“The Rice from the Bodega is So Bad I Don’t Even Want It for Free and It’s Six Pesos”

The elderly suffer the most from the price increase in Cuba since January 1st. (14ymedio)

14ymedio bigger14ymedio, Havana, Luz Escobar, 7 January 2021 — “It’s 130 pesos,” Lucinda Torres, a resident of Havana’s La Timba neighborhood, heard the clerk say, as she finished her shopping at the rationed market for the month of January on Wednesday. “Before I came with 20 or 30 pesos and my rationbook and it was enough for almost all my purchases. The prices have multiplied by about 10 times and my retirement has barely increased four,” Torres calculates on the fly.

“I don’t understand what they are doing to us, they want to implant capitalism in us, but in communism,” she says.

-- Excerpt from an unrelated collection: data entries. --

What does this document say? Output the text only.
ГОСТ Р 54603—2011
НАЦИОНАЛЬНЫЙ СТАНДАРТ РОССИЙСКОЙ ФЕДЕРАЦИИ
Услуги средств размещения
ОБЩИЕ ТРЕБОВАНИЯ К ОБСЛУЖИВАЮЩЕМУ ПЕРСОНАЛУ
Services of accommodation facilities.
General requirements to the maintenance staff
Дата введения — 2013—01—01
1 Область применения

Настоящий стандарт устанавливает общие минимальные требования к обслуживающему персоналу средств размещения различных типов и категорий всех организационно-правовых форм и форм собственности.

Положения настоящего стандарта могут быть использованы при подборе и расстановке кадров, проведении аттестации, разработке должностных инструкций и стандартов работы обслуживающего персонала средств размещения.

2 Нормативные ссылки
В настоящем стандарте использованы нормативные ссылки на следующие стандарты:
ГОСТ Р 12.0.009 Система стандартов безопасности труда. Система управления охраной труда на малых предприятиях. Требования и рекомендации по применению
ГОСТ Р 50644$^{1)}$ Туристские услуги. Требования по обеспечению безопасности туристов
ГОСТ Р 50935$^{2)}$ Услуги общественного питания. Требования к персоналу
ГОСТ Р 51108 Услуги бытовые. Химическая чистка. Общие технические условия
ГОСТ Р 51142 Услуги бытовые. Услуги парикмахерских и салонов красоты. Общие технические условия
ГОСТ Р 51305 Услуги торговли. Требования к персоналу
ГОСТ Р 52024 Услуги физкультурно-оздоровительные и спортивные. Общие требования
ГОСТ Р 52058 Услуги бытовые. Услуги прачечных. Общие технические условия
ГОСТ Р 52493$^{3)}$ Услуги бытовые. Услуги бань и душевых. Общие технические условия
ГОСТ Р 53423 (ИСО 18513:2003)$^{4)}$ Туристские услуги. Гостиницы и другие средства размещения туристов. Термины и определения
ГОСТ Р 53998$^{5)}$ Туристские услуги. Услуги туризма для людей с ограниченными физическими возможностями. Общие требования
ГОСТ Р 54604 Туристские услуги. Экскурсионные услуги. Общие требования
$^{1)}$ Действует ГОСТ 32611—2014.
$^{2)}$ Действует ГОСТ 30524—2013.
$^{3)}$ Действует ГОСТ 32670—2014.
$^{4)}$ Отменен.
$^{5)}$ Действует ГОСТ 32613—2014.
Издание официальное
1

This first week of the year has been a headache for many Cubans, but especially for the elderly, who now have to shell out hundreds of pesos to take home the basic basket that the Government sells in the ration stores. Rice is between 6 and 10 pesos a pound, beans are between 14 and 16, minced meat at twenty, one bread roll for a peso, it all adds up to an account that does not make ends meet.

An employee with more than 20 years of experience working in front of the public in a ration store in the municipality of Plaza de la Revolución explains to 14ymedio that what causes the most concern are the high prices compared to the quality of service and products.

“Since I hung up the sign with the new prices, people have not stopped complaining, most of all the elderly,” he says. “They are partly right. For example, the rice that came this month is so bad that I don’t even want it for free; it’s broken, dirty and wet. If you’re going to pay a few pennies for it, that’s fine, but not six or seven pesos.”

Similar complaints also came to the ‘normed’ bread sold in bakeries, an 80-gram roll was 5 centavos before, now it’s one peso. Due to its poor quality, this staple food has been the main target of criticism from the population for decades, since it went from the ‘liberated’ (unrationed) market to the rationed market in the 1990s.

In some localities the bread sits on the counters unsold, thus illustrating the displeasure of many. In Ciego de Ávila in recent days, state trade officials reported that they had to “redefine the destination of some 8,000 rolls” of bread because the customers would not buy them.

Prices established by the Ministry of Internal Commerce for the ‘regulated’ family basket in the ration system. (14ymedio)

In that same province, the director of the Business Group of Commerce, Reinaldo Frómeta Romero, explained to the local media that the new food prices in the Family Attention System (SAF) have resulted in many of those registered in that system have not been helped in recent days. In these facilities, many elderly people who survive on low incomes eat their daily meals there without having to spend large sums of money.

In Havana, at the SAF establishment located on 39th Street, in the municipality of Plaza de la Revolución, an employee told this newspaper that almost no one has visited the premises since January 1. According to official data, this project serves 1,445 establishments throughout the country with a total of 77,661 registered users, including 36,298 retirees, 6,251 people with disabilities and 12,773 on social assistance.

“I know almost all of them, they come here every day in search of their lunch and their food. Nothing we sold was more than one peso and now it costs several pesos.” The man shows the price list and the ration of rice that used to cost 20 centavos is now two pesos and the bean ration is three, “a figure that most of those who come here cannot pay daily,” he says.

“Pensions went up, it is true but it happens that many of my clients do not even have a government salary, they survive doing work under the table or collecting raw materials that they later sell,” he adds.

According to official data from the Ministry of Internal Trade, the new menu costs between 8 and 13 pesos, that is, between 496 and 806 pesos per month.

The head of that ministry, Betsy Díaz Velázquez, speaking the Roundtable TV program, said that five provinces reported a reduction in visits to these facilities, due to the increase in prices, among them Santiago de Cuba, Las Tunas, Cienfuegos and the Isle of Youth. In the case three of them, more than 50% of those surveyed did not come to buy food, and in the last two the number was 49%.

The minimum pension that the Government has set starting January is 1,528 pesos but the prices for electricity, gas, transportation, fixed-line telephones, water and other basic services also increased.